Background/Aim. The complex multifactorial etiology of suicide suggests the need to consider gender differences when developing effective strategies for suicide prevention. The aim of this study was to examine the suicide rates and/or trends obtained for population as a whole, including gender differences in cases of committed suicide and to consider factors (age groups, education, employment, marital status, nationality and methods) associated with it in Serbia within the period 2006-2010. Methods. Data were obtained from the Statistical Office of the Republic of Serbia. Their classification related to the suicide method was carried out on the basis of ICD-X Code, WHO 1992 (International Statistical Classification of Diseases and Related Health Problems 10th revision, World Health Organization). Statistical analysis was done by using the crude specific suicide rate. Results. Within the period 2006-2010 the total number of suicides in Serbia was 6,673, of which 71.9% were males and 28.1% females (male to female suicide ratio 2.56 : 1). Their average rate was 18.15 per 100,000 persons, namely, 26.85 per 100,000 for males and 9.92 per 100,000 for females. Suicide was most often committed by married males and females with high school education, retired, by the Serbs.
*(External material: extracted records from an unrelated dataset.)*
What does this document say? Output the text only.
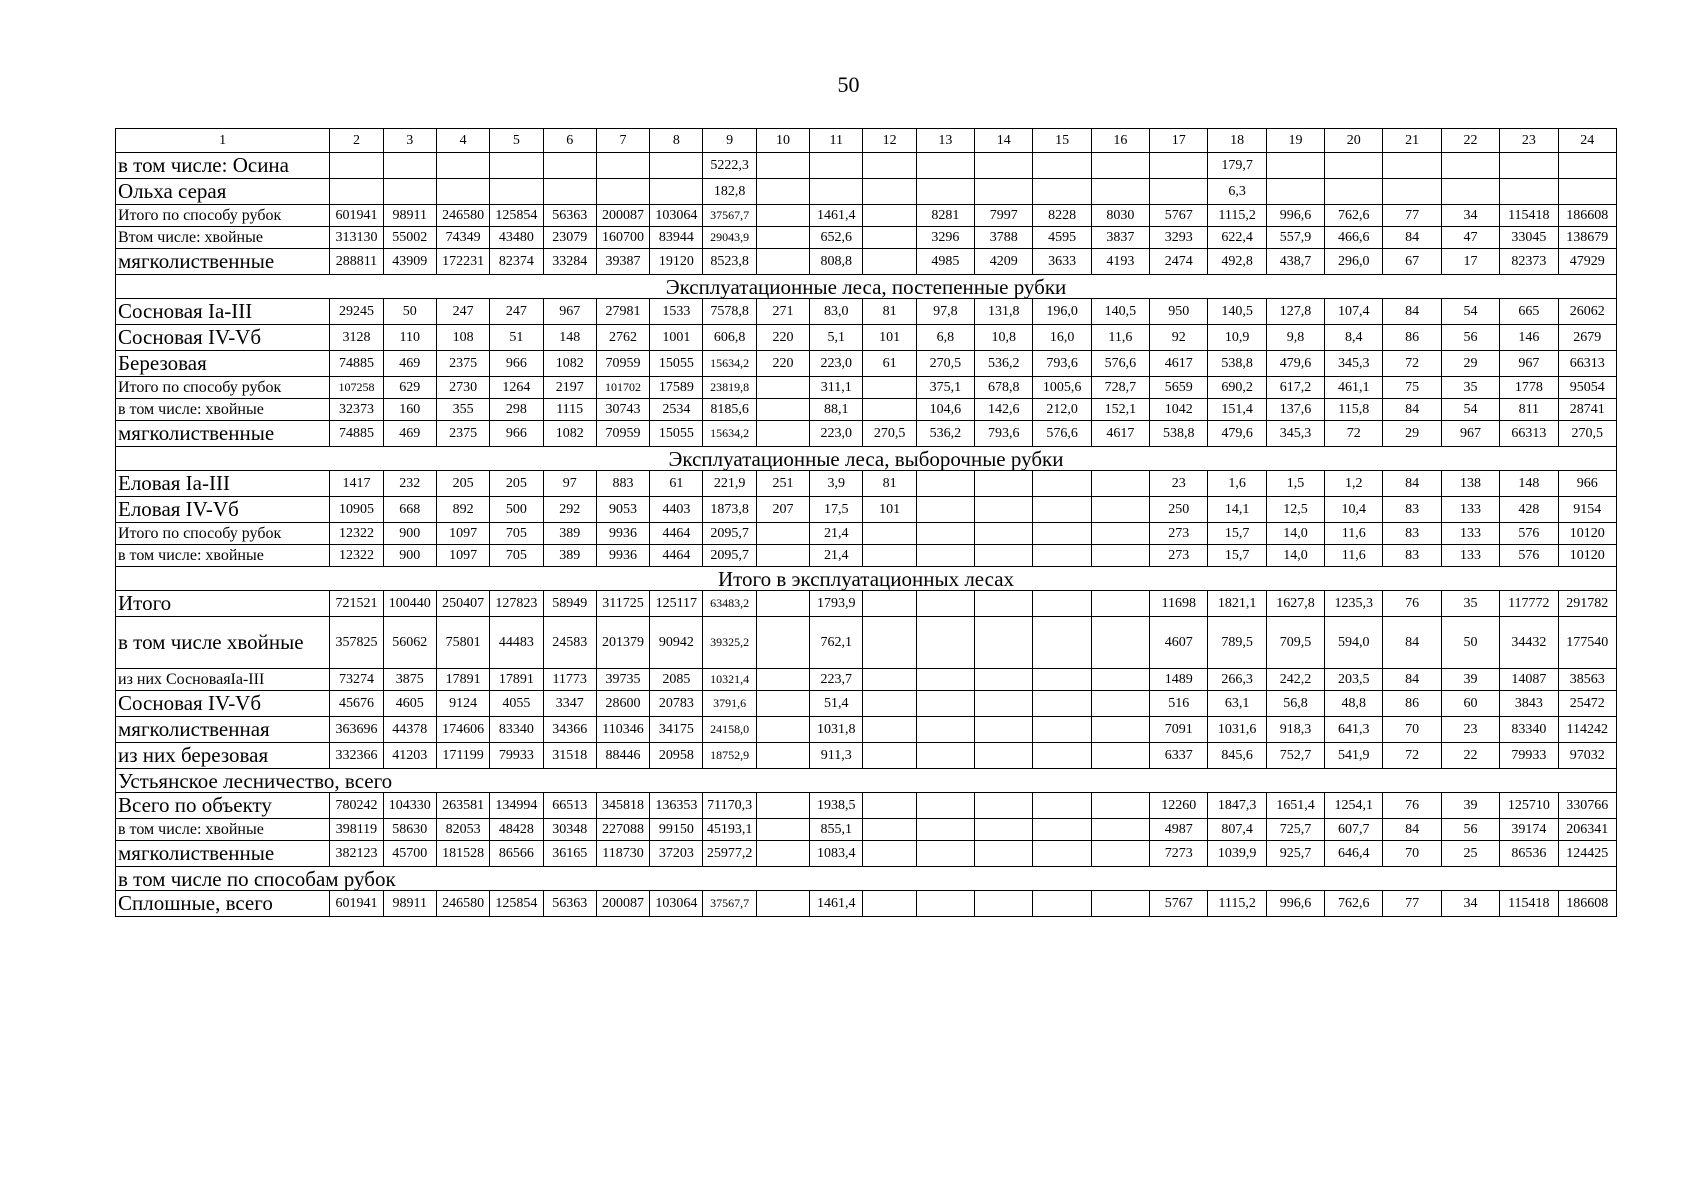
50
1	2	3	4	5	6	7	8	9	10	11	12	13	14	15	16	17	18	19	20	21	22	23	24
в том числе: Осина								5222,3									179,7						
Ольха серая								182,8									6,3						
Итого по способу рубок	601941	98911	246580	125854	56363	200087	103064	37567,7		1461,4		8281	7997	8228	8030	5767	1115,2	996,6	762,6	77	34	115418	186608
Втом числе: хвойные	313130	55002	74349	43480	23079	160700	83944	29043,9		652,6		3296	3788	4595	3837	3293	622,4	557,9	466,6	84	47	33045	138679
мягколиственные	288811	43909	172231	82374	33284	39387	19120	8523,8		808,8		4985	4209	3633	4193	2474	492,8	438,7	296,0	67	17	82373	47929
Эксплуатационные леса, постепенные рубки																							
Сосновая Ia-III	29245	50	247	247	967	27981	1533	7578,8	271	83,0	81	97,8	131,8	196,0	140,5	950	140,5	127,8	107,4	84	54	665	26062
Сосновая IV-Vб	3128	110	108	51	148	2762	1001	606,8	220	5,1	101	6,8	10,8	16,0	11,6	92	10,9	9,8	8,4	86	56	146	2679
Березовая	74885	469	2375	966	1082	70959	15055	15634,2	220	223,0	61	270,5	536,2	793,6	576,6	4617	538,8	479,6	345,3	72	29	967	66313
Итого по способу рубок	107258	629	2730	1264	2197	101702	17589	23819,8		311,1		375,1	678,8	1005,6	728,7	5659	690,2	617,2	461,1	75	35	1778	95054
в том числе: хвойные	32373	160	355	298	1115	30743	2534	8185,6		88,1		104,6	142,6	212,0	152,1	1042	151,4	137,6	115,8	84	54	811	28741
мягколиственные	74885	469	2375	966	1082	70959	15055	15634,2		223,0	270,5	536,2	793,6	576,6	4617	538,8	479,6	345,3	72	29	967	66313	270,5
Эксплуатационные леса, выборочные рубки																							
Еловая Ia-III	1417	232	205	205	97	883	61	221,9	251	3,9	81					23	1,6	1,5	1,2	84	138	148	966
Еловая IV-Vб	10905	668	892	500	292	9053	4403	1873,8	207	17,5	101					250	14,1	12,5	10,4	83	133	428	9154
Итого по способу рубок	12322	900	1097	705	389	9936	4464	2095,7		21,4						273	15,7	14,0	11,6	83	133	576	10120
в том числе: хвойные	12322	900	1097	705	389	9936	4464	2095,7		21,4						273	15,7	14,0	11,6	83	133	576	10120
Итого в эксплуатационных лесах																							
Итого	721521	100440	250407	127823	58949	311725	125117	63483,2		1793,9						11698	1821,1	1627,8	1235,3	76	35	117772	291782
в том числе хвойные	357825	56062	75801	44483	24583	201379	90942	39325,2		762,1						4607	789,5	709,5	594,0	84	50	34432	177540
из них СосноваяIa-III	73274	3875	17891	17891	11773	39735	2085	10321,4		223,7						1489	266,3	242,2	203,5	84	39	14087	38563
Сосновая IV-Vб	45676	4605	9124	4055	3347	28600	20783	3791,6		51,4						516	63,1	56,8	48,8	86	60	3843	25472
мягколиственная	363696	44378	174606	83340	34366	110346	34175	24158,0		1031,8						7091	1031,6	918,3	641,3	70	23	83340	114242
из них березовая	332366	41203	171199	79933	31518	88446	20958	18752,9		911,3						6337	845,6	752,7	541,9	72	22	79933	97032
Устьянское лесничество, всего																							
Всего по объекту	780242	104330	263581	134994	66513	345818	136353	71170,3		1938,5						12260	1847,3	1651,4	1254,1	76	39	125710	330766
в том числе: хвойные	398119	58630	82053	48428	30348	227088	99150	45193,1		855,1						4987	807,4	725,7	607,7	84	56	39174	206341
мягколиственные	382123	45700	181528	86566	36165	118730	37203	25977,2		1083,4						7273	1039,9	925,7	646,4	70	25	86536	124425
в том числе по способам рубок																							
Сплошные, всего	601941	98911	246580	125854	56363	200087	103064	37567,7		1461,4						5767	1115,2	996,6	762,6	77	34	115418	186608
The suicide rate in Serbia increased paralelly with the age of suicide committers and it was the highest in subjects of both genders aged over 75 years. The most common suicide method in males (62.78%) and in females (58.38%) was hanging and strangling. The second most common method in males was by firearm (18.65%) and in females poisoning (19.26%). Conclusions. Suicide prevention Programme should be primarily oriented toward the male population because it is more exposed to stress in the period of social transition, but males are still less ready to ask for doctor's help when having some problems with mental health.